É um desejo que é legítimo. Todos queremos que os salários subam. Mas isso só acontece se as condições que já aqui falámos, melhorarem. Isso só será uma realidade com trabalho, não com um estalar de dedos. Para que o nível de vida melhore de uma forma sustentada para a maior parte dos portugueses é preciso, de facto, que façamos aquilo que não temos sido capazes de fazer. Por isso, a educação é um pilar essencial hoje e no futuro.
Este é o “timing” apropriado para se falar de uma experiência piloto com a semana de quatro dias?
Aceito que se faça uma experiência piloto, até porque estou particularmente curioso para observar os resultados práticos dessa iniciativa. Aliás, há muitos setores e empresas que já estão muito perto disso e onde poderá fazer sentido instituir essa dinâmica. É importante que esta experiência, a resultar, se torne consensual na sociedade e não a imposição de uma minoria.

E se for generalizada, deve ser aplicada nos setores público e privado?
Claro. Se é bom para uns, é bom para todos.

Leciona na Nova SBE desde 1988, quando regressou dos Estados Unidos, a instituição de ensino superior que ocupa melhor posição dos “rankings” do «Financial Times». Da experiência que tem “in loco”, é “só” a educação de qualidade o segredo para granjear este prestígio?
Esse é um dos aspetos essenciais. A escola tem a reputação que tem precisamente por prestar educação de qualidade. A fórmula de sucesso ao longo destes 40 anos tem sido, essencialmente, a qualidade, a abertura à sociedade civil e internamente premiar os que trabalham mais. A juntar a isto, a qualidade da investigação científica realizada pelos docentes e a adoção de um sistema de incentivos que premeia e distingue positivamente os mais esforçados. A Nova SBE, apesar de ser uma escola pública, apresenta, em diversos ângulos, uma lógica de Parceria Público- Privada (PPP), por ter conseguido aliar-se à sociedade civil, incluindo muitas empresas privadas, a maior parte nacionais, mas igualmente muitas estrangeiras, para, em conjunto, formular uma educação e uma investigação que conduzam, por um lado, à inovação de gestão e de processos nas empresas. Sem esquecer que a educação e o que é lecionado na faculdade deve aproximar-se, cada vez mais, das necessidades das empresas e dos organismos da administração pública.
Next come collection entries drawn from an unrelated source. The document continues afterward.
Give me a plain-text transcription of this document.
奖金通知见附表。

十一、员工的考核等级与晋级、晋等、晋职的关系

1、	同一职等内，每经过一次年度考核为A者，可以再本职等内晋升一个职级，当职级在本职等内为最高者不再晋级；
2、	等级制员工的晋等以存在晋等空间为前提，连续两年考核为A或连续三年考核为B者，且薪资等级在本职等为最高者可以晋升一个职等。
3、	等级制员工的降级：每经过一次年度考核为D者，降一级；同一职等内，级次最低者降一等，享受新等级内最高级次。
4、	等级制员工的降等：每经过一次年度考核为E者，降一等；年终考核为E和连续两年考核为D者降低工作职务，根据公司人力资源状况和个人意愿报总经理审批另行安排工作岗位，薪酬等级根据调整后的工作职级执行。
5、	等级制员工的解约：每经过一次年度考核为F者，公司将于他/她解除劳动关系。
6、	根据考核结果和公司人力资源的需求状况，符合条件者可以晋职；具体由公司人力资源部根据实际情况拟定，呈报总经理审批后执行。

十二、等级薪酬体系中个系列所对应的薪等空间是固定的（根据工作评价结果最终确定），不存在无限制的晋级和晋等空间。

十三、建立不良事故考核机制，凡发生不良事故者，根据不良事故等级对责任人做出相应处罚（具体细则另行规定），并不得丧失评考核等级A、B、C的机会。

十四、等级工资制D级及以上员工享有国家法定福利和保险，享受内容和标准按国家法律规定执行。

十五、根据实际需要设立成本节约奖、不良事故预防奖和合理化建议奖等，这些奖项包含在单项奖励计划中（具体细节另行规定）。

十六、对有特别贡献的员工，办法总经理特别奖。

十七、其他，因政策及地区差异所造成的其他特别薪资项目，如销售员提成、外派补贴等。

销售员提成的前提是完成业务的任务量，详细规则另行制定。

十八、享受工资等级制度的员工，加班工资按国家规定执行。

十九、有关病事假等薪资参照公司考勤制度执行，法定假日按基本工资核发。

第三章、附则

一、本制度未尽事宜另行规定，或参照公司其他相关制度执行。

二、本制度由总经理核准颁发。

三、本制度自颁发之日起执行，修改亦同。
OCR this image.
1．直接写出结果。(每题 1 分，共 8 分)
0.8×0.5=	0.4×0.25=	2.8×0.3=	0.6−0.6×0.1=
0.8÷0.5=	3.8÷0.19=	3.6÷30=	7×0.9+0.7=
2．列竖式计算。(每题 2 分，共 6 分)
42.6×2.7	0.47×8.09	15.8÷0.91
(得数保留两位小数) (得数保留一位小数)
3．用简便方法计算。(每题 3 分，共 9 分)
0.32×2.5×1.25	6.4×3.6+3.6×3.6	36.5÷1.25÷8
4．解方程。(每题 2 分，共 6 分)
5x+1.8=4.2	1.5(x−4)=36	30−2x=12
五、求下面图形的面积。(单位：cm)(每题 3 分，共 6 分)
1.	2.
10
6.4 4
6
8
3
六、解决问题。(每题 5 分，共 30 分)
A presença de muitos estudantes de outras nacionalidades no “Campus” de Carcavelos tem contribuído para a Nova SBE ser uma referência no país e no estrangeiro?
A Nova SBE tem ainda o condão de ser conhecida não só nacional, como além-fronteiras. Nos programas de mestrado temos cerca de 50 por cento de vagas ocupadas por estudantes estrangeiros, e não apenas provenientes da Europa. O professor Diogo Lucena dizia no início dos anos 90 o seguinte: «Eu não quero ser o melhor da minha rua. Isso é fácil. Eu quero é estudar com os grandes». É esta lógica de competitividade permanente e de gerar boas referências num universo mais amplo, que vai muito para além do nosso país, que sempre norteou esta casa, que tenho o privilégio de integrar há quase 35 anos.

 

Cara da Notícia

Secretário de Estado de Pina Moura

 

António Nogueira Leite nasceu em Aveiro a 3 de março de 1962. Economista de formação é atualmente administrador da HipogesIbéria, uma companhia de gestão de ativos para “distressed assets”. Professor catedrático da Faculdade de Economia da Universidade Nova de Lisboa (atual Nova SBE), desde 1995, tendo começado a lecionar em 1988, foi consultor, gestor e administrador de diversas empresas, tanto no setor público, como privado, em especial no Grupo José de Mello. Presidiu ainda à Bolsa de Valores de Lisboa. Em termos políticos, desempenhou o cargo de secretário de Estado do Tesouro e Finanças, entre 1999 e 2000, era ministro das Finanças, Joaquim Pina Moura. Entre 2011 e 2013, foi vice-presidente da comissão executiva da Caixa Geral de Depósitos. Atualmente, colabora com o jornal e a rádio “Observador” e com o “Jornal de Negócios”.